Fondée en 1749, Port-au-Prince n’a cessé de s’étendre jusqu’à l’intégration des villes avoisinantes qui sont désormais dépendantes de l’agglomération port-au-princienne. Dans cette aire métropolitaine – qui regroupe selon les estimations entre un million et demi et deux millions d’habitants on assiste à un véritable clivage géographique. En effet, le phénomène de ghetto station des élites bourgeoises est prégnant à Port-au-Prince puisque celles-ci vivent sur les hauteurs, ou la verdure et l’altitude apportent la fraîcheur et préviennent des moustiques. Ainsi, la ville de Pétion-ville, située à 450 mètres d’altitude, au cœur de la végétation, abrite l’essentiel des demeures coloniales aujourd’hui habitées par les ambassades et les élites commercantes et terriennes d’Haiti. Plus on descend vers la mer, plus la chaleur se fait étouffante, on retrouve alors dans une atmosphère polluée les masses prolétariennes et dans les bidonvilles qui bordent le fleuve les habitations de tôle et de cartons qui abritent les paysans qui ont suivi le flot de l’exode laisse aux élites urbaines. On peut noter que le niveau d’analphabétisme des enfants des bidonvilles est proche de celui des campagnes alors que le taux d’équipements scolaires est, à Port-au-Prince, le plus élevé du pays. Seules les organisations humanitaires, parmi lesquelles bon nombre d’organisations religieuses, offrent à ces enfants la possibilité d’acquérir un certain degré d’instruction.
La ville est ainsi coupée en deux entre les riches des montagnes et les pauvres qui vivent dans la chaleur étouffante d’une ville sur-polluée. ll n’est par exemple pas anodin que la seule route goudronnée de la capitale soit celle qui relie l’aéroport a Pétion-ville en passant par le Palais National . Le reste de la ville est soumis à l’anarchie des véhicules qui tentent d’éviter les nids-de-poule et les fosses creuses par les pluies. Ce fossé qui existe entre les deux parties de la ville n’est que la traduction des inégalités sociales du pays. Mais leur proximité, qui les confronte à la situation de l’autre, provoque une véritable guerre civile dans la capitale. En effet, la ghetto station des riches est poussée à l’extrême puisque des quartiers entiers sont interdits d’accès pour la masse des habitants – exceptes ceux qui ont “la chance” de travailler dans ces propriétés – et sont protèges par des services de sécurité qui n’hésitent pas à faire feu. Pour montrer la réalité de cette violence au quotidien, il peut être intéressant de raconter ici une anecdote. En juillet 2003, des agents de sécurité du Rotary Club de Port-au-Prince (situé en face de la maison de l’ambassadeur américain) ont tué un jeune homme et en ont blessé un autre qui étaient venus récupérer un ballon sur la propriété. Cette agression montre à quel point les relations sont tendues car les riches se sentent menacés par la masse des pauvres. Port-au-Prince concentre en effet 46% de la criminalité totale de l’ile qui se manifeste par des meurtres, des enlèvements ou des agressions sur des hommes d’affaires.

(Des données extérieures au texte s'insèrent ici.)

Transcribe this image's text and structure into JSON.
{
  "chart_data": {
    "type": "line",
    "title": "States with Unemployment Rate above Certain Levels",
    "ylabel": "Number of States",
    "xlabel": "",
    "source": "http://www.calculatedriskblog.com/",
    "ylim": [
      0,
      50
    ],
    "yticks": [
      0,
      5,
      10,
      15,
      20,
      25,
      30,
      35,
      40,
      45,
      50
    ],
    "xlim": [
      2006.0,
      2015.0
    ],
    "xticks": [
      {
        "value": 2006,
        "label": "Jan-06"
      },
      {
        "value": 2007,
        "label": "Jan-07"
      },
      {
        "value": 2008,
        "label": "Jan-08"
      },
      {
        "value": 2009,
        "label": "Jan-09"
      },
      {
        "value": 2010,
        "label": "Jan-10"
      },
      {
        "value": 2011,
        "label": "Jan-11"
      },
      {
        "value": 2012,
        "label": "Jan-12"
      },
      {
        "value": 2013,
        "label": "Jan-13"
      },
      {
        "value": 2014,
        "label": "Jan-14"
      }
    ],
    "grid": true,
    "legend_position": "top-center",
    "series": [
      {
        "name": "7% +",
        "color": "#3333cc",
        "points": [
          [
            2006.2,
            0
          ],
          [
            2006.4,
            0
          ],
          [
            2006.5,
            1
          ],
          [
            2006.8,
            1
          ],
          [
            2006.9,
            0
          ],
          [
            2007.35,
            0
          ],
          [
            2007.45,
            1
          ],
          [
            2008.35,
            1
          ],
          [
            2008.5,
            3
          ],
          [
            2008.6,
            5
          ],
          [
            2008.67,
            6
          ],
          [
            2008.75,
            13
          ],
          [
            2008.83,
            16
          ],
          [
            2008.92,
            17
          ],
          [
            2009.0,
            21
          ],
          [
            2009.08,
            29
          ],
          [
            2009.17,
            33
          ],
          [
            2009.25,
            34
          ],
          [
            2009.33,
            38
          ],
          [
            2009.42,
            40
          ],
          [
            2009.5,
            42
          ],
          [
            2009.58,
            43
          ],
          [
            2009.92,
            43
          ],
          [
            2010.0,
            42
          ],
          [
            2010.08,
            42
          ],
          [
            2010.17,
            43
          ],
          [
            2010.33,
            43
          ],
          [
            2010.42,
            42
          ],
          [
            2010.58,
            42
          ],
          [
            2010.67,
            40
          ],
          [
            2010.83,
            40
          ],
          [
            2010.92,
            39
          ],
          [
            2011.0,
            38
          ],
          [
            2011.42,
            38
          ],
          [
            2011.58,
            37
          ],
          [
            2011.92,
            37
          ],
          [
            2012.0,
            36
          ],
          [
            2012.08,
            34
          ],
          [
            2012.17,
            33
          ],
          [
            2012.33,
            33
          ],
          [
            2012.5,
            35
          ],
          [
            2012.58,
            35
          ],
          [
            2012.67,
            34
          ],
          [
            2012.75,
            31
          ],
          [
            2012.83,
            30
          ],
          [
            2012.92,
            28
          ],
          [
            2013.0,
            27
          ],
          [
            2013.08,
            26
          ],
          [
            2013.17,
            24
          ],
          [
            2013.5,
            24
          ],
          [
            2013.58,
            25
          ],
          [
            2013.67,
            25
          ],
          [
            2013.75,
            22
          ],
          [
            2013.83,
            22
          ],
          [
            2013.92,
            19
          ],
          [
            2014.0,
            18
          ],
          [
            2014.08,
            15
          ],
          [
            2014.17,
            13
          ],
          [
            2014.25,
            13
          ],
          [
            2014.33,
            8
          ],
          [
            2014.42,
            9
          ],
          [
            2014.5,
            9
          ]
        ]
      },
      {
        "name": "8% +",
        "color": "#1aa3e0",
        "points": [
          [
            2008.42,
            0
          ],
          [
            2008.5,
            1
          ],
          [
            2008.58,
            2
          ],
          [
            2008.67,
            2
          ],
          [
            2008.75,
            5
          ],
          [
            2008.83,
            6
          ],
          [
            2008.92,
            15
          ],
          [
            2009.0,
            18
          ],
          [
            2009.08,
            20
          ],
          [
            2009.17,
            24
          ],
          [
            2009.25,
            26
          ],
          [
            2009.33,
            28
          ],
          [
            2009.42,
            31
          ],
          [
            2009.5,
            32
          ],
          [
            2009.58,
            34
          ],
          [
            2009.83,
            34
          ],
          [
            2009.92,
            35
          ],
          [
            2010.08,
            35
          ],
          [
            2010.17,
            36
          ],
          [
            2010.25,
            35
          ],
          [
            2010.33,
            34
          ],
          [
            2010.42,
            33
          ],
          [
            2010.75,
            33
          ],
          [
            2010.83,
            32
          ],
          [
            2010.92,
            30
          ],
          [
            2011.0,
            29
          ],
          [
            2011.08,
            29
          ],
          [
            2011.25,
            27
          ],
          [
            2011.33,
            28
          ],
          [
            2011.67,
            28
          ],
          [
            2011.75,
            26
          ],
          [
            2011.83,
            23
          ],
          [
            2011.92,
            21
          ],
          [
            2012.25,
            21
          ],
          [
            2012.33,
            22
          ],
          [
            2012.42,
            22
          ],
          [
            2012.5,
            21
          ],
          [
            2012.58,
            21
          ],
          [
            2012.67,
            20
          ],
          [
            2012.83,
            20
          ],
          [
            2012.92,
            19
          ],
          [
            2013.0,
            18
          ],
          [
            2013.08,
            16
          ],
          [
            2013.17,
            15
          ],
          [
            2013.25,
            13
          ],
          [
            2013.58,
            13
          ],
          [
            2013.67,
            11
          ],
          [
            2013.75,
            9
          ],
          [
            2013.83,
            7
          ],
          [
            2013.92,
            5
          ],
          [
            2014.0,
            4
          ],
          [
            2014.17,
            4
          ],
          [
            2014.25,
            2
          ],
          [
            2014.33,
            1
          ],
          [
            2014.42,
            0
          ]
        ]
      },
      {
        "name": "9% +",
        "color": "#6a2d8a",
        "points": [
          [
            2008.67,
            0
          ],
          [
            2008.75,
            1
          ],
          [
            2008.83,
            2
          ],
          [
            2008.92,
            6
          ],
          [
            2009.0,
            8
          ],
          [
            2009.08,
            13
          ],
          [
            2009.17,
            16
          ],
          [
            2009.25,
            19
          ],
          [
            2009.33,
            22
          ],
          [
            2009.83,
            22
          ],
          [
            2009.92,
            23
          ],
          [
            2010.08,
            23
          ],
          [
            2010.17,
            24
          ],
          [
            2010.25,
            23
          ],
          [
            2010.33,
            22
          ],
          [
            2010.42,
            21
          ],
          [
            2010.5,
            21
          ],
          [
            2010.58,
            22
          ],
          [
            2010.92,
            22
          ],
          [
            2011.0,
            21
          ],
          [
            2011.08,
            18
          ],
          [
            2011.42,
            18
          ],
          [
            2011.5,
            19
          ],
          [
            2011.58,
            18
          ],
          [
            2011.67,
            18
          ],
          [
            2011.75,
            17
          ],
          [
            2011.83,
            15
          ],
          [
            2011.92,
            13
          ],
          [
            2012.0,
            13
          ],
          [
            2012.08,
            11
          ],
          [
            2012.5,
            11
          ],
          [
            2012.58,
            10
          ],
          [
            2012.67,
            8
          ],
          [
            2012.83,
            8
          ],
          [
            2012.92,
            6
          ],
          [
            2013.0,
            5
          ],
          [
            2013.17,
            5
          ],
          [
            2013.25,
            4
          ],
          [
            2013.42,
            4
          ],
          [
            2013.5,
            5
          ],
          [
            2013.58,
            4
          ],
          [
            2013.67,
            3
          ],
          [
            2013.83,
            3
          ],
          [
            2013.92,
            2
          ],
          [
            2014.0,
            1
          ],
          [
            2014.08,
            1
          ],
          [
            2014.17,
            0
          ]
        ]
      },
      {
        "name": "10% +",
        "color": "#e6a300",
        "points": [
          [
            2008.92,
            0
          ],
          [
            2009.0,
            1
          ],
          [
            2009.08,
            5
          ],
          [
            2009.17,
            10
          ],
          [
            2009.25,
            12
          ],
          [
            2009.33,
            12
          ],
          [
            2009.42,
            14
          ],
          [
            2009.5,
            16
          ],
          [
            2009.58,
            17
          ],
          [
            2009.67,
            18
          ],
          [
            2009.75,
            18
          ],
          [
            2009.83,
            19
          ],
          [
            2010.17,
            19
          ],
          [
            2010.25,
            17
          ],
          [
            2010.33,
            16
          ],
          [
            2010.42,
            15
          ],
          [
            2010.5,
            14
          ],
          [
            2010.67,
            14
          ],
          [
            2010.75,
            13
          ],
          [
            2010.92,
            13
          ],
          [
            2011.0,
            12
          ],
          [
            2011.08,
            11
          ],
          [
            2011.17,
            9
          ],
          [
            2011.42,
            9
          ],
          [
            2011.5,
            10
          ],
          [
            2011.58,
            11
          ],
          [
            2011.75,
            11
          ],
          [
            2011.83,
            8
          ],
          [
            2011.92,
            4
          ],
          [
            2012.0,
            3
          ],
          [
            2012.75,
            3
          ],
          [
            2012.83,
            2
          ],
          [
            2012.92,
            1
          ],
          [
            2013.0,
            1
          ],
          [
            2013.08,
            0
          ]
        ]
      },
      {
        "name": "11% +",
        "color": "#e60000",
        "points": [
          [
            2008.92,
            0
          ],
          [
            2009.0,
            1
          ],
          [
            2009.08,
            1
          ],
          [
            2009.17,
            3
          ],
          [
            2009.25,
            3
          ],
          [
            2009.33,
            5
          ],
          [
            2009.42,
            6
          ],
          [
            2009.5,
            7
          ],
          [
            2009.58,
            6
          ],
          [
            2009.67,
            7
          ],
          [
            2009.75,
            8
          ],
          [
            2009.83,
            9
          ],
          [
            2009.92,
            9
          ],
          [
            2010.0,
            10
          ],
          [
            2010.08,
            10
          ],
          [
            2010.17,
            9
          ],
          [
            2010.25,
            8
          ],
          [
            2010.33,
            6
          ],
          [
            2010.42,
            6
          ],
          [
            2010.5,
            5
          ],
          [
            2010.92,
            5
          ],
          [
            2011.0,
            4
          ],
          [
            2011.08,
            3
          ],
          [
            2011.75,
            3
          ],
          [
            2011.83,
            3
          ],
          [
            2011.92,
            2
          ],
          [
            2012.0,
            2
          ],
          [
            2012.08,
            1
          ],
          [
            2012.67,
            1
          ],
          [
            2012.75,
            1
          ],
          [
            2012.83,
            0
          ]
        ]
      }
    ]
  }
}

L’endettement a triplé en 10 ans pour dépasser 3 milliards de dollars, empêchant tout investissement pour réduire les risques climatiques. A cause du manque de protection des investissements, de la corruption et de la lourdeur administrative, le magazine Forbes a classé Haïti parmi les pires pays pour faire des affaires en 2018 (151e sur 153 pays). Une économie fragile où les transferts d’argent de la diaspora représentent près d’un tiers du PIB et où l‘émigration massive des jeunes vers le continent américain constitue une menace grandissante pour la relance économique.
Des informations communiquées par la Banque mondiale dans un rapport daté de mai 2015 souligne que les grandes familles qui dominaient l’économie haïtienne à l’époque de Duvalier, au cours des années 70 et 80, conservent toujours aujourd’hui la mainmise sur de vastes pans de l’économie nationale. Une situation qui conduit à une forte concentration de leur pouvoir dans un certain nombre d’industries clés, à une distorsion de la concurrence et au maintien, dans de nombreux cas, de pratiques commerciales non transparentes.